2023 is now officially the most expensive, most destructive wildfire season on record in B.C.
No new fires in past 24 hours as cool weather reduces risk: B.C. Wildfire Service
The 2023 wildfire season is officially the most expensive and most destructive on record.
According to the B.C. Wildfire Service (BCWS), a total of 2,217 fires have been detected this year, burning almost 25,000 square kilometres of trees, bush and grassland. That makes it B.C.'s worst season by land burned, easily surpassing the previous record of 13,540 square kilometres in 2018.
The cost of fighting those fires is also significantly up, to approximately $770 million so far this year, more than the $649 million spent in 2017.
On Thursday, the B.C. government said higher-than-projected costs to fight wildfires had contributed an additional $2.5 billion to the province's projected deficit for this fiscal year.
The government is projecting the total spend for the 2023/24 fiscal year to be $966 million.
The majority of this year's fires — approximately 71 per cent — have been sparked by lightning, while 23 per cent are human-caused, the fire service says.
Underlying conditions of drought made B.C. particularly susceptible to wildfires this year, as tinder-dry conditions made it easier for flames to spread.
Many fires are still burning, though the service says cooler temperatures are helping ease pressure on crews.
Bans and evacuations lifting
Across most of B.C., the fire danger rating has dropped to low or very low as cool, damp fall weather arrives.
The BCWS says there have been no new fires in the last 24 hours, and of the 384 active fires burning in B.C., roughly three-quarters are ranked as under control or "being held," meaning they are not likely to spread.
Six wildfires of note — highly visible or potentially threatening blazes — are still listed, with four of them either in or straddling the Prince George Fire Centre spanning B.C.'s northeast quarter.
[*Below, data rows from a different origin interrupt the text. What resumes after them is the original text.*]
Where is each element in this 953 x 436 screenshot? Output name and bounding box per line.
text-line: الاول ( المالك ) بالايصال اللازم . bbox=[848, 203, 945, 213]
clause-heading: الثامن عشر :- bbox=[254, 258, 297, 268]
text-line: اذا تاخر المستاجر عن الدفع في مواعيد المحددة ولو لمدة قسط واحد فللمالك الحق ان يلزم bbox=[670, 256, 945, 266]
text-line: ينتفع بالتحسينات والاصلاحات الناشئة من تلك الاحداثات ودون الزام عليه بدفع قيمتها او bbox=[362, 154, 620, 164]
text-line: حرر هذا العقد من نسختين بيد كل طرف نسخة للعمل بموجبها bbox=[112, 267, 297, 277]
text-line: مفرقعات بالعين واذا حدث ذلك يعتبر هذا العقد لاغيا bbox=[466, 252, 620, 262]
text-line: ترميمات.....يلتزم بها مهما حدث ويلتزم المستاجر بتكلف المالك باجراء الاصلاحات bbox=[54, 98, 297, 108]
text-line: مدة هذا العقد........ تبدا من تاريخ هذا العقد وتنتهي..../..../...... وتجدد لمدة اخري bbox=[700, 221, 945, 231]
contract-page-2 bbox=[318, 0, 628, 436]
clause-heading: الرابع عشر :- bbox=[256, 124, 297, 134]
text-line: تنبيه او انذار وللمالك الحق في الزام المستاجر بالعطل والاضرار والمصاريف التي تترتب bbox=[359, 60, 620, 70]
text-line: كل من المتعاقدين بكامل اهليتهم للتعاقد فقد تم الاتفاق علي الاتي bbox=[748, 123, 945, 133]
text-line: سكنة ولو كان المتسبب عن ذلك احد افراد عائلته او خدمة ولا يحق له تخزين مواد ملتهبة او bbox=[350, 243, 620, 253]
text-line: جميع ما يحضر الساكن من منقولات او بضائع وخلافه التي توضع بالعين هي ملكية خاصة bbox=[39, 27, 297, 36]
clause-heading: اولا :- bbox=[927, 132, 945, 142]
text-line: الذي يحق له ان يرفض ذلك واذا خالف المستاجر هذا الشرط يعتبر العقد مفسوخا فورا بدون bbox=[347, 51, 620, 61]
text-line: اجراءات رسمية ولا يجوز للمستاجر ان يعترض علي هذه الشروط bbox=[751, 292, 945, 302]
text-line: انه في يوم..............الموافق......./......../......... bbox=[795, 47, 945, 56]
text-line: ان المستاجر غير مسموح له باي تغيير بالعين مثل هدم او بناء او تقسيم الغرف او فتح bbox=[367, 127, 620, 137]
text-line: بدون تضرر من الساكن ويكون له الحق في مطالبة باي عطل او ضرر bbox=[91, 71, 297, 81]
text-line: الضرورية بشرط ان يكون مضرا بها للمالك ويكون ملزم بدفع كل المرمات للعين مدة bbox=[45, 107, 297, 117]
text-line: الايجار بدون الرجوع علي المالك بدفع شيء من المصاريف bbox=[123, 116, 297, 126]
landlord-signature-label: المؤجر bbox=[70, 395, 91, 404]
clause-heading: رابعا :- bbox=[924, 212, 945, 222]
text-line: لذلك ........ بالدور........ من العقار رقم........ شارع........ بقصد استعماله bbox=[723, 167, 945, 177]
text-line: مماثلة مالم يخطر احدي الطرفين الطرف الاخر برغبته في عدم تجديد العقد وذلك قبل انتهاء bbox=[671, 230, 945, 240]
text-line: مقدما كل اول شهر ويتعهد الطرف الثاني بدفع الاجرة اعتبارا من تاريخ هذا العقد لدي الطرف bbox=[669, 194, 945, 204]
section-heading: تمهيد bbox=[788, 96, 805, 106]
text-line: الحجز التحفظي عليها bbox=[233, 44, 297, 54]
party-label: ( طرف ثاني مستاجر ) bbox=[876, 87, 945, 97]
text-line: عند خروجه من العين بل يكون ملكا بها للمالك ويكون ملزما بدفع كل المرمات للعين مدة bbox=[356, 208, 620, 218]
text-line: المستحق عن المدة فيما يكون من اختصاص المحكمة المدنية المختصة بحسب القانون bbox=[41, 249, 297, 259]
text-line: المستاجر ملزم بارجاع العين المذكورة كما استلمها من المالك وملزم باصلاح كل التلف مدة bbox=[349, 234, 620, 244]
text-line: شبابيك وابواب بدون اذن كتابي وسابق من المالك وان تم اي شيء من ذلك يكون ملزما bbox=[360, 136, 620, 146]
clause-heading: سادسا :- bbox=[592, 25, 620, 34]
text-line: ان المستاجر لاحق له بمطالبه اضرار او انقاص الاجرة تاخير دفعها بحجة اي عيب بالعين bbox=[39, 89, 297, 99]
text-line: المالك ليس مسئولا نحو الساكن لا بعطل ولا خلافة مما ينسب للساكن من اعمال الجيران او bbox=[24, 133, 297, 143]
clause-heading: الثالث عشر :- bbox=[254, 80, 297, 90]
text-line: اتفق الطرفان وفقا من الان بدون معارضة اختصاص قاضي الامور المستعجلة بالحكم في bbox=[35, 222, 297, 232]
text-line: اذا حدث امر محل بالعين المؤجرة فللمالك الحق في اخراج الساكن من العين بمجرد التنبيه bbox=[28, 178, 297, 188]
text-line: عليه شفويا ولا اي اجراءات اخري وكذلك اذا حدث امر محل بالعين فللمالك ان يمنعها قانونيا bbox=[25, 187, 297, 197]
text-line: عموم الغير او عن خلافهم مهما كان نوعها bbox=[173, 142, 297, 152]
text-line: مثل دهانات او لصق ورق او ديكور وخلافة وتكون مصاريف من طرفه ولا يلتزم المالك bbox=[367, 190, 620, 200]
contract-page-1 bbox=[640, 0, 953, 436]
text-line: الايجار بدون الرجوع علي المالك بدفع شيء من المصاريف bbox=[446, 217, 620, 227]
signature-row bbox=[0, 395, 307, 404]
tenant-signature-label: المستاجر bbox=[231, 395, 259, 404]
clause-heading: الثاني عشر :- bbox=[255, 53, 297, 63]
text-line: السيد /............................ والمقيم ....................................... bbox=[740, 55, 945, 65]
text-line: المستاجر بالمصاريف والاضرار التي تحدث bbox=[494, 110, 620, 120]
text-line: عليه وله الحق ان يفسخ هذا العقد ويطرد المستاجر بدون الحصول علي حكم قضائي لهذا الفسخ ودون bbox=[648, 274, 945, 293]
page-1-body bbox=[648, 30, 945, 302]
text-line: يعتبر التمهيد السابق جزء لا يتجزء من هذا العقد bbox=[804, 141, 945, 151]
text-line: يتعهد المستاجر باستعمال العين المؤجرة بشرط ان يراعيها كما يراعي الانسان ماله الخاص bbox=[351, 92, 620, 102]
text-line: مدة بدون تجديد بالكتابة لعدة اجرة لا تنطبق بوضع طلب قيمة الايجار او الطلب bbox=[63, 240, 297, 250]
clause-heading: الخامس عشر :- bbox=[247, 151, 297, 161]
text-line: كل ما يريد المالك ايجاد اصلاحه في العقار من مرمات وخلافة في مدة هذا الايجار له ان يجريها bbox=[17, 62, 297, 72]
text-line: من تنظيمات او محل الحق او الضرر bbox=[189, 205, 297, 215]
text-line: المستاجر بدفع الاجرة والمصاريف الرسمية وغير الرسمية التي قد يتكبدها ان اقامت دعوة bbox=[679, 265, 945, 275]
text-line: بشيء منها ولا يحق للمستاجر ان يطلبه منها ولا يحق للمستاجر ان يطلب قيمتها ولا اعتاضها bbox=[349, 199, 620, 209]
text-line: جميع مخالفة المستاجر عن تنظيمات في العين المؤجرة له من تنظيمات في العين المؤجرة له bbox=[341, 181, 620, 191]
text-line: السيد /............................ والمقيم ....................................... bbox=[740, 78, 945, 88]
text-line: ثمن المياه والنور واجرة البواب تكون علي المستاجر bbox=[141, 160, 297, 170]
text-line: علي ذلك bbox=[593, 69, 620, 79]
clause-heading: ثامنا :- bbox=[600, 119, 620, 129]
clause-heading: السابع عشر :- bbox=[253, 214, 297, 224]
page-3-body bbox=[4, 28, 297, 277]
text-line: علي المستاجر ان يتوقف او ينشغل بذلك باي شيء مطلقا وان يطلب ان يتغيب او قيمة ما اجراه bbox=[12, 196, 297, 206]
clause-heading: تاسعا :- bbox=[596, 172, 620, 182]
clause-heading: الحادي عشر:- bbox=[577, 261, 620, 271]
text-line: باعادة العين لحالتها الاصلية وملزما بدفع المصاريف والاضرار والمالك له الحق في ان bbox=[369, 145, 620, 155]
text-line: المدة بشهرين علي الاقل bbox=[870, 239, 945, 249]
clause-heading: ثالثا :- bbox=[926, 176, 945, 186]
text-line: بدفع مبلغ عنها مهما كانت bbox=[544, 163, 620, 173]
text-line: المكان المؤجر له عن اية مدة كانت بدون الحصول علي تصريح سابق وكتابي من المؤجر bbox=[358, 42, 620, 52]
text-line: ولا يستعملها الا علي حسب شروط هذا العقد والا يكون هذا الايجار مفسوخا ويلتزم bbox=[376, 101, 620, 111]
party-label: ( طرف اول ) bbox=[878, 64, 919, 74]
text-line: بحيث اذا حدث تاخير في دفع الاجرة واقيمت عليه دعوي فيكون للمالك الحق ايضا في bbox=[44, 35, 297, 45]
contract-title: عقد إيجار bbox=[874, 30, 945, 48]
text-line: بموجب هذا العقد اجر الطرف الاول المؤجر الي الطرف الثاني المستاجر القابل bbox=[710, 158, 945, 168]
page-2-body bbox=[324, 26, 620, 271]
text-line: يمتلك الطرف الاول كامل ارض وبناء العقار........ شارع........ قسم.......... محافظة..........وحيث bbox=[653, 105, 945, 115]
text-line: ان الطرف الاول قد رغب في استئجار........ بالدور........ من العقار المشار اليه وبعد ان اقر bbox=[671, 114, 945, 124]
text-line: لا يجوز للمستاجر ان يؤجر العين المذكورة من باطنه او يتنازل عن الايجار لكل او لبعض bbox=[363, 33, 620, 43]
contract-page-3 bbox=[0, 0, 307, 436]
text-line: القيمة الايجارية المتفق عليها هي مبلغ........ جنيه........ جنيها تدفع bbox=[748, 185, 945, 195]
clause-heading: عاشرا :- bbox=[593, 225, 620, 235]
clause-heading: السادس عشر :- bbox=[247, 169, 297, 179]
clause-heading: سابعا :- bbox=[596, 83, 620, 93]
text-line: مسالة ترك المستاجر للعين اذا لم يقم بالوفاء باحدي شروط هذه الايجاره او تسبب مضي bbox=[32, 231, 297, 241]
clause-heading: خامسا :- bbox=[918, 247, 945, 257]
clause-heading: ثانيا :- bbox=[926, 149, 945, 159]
The two others are the 174-square-kilometre Kookipi Creek fire just north of Boston Bar in the Fraser Canyon, and the 168-square-kilometre Hell Raving Creek fire in the west Cariboo.
Cooler conditions mean all open fire prohibitions, including a ban on campfires, lifted on Wednesday in the Coastal Fire Centre and Cassiar, Skeena and Bulkley zones of the Northwest Fire Centre, while the Kamloops Fire Centre is set to remove its campfire ban on Thursday.
Bans remain in place in parts of the Prince George Fire Centre.
Evacuation orders lifted in West Kelowna
Evacuation orders and alerts have also been lifted for all but one property in West Kelowna, B.C., about five weeks after thousands were forced out of their homes by the fast-moving McDougall Creek wildfire.
Central Okanagan Emergency Operations says BCWS crews are now patrolling the fire's edge, working to extinguish any remaining hot spots, but it warns that nearby communities can expect to see smoke within the perimeter in the coming weeks.
The 139-square-kilometre McDougall Creek fire swept down on West Kelowna on the evening of Aug. 17, engulfing residential streets that were evacuated with little time to spare.
A provincewide state of emergency was declared the next day, as the same winds that fuelled that blaze fanned fires in the Shuswap region.
About half of the 400 structures or homes destroyed in B.C.'s record-breaking fire season have been lost in the Kelowna area.
The Central Okanagan centre also announced it is rescinding evacuation alerts and downgrading evacuation orders for the 11-square-kilometre Glen Lake wildfire west of Peachland.
The Thompson-Nicola Regional District Emergency Operations Centre announced it has rescinded all 124 remaining evacuation alerts in the vicinity of the 456-square-kilometre Bush Creek East wildfire, which destroyed almost 200 structures in the Shuswap.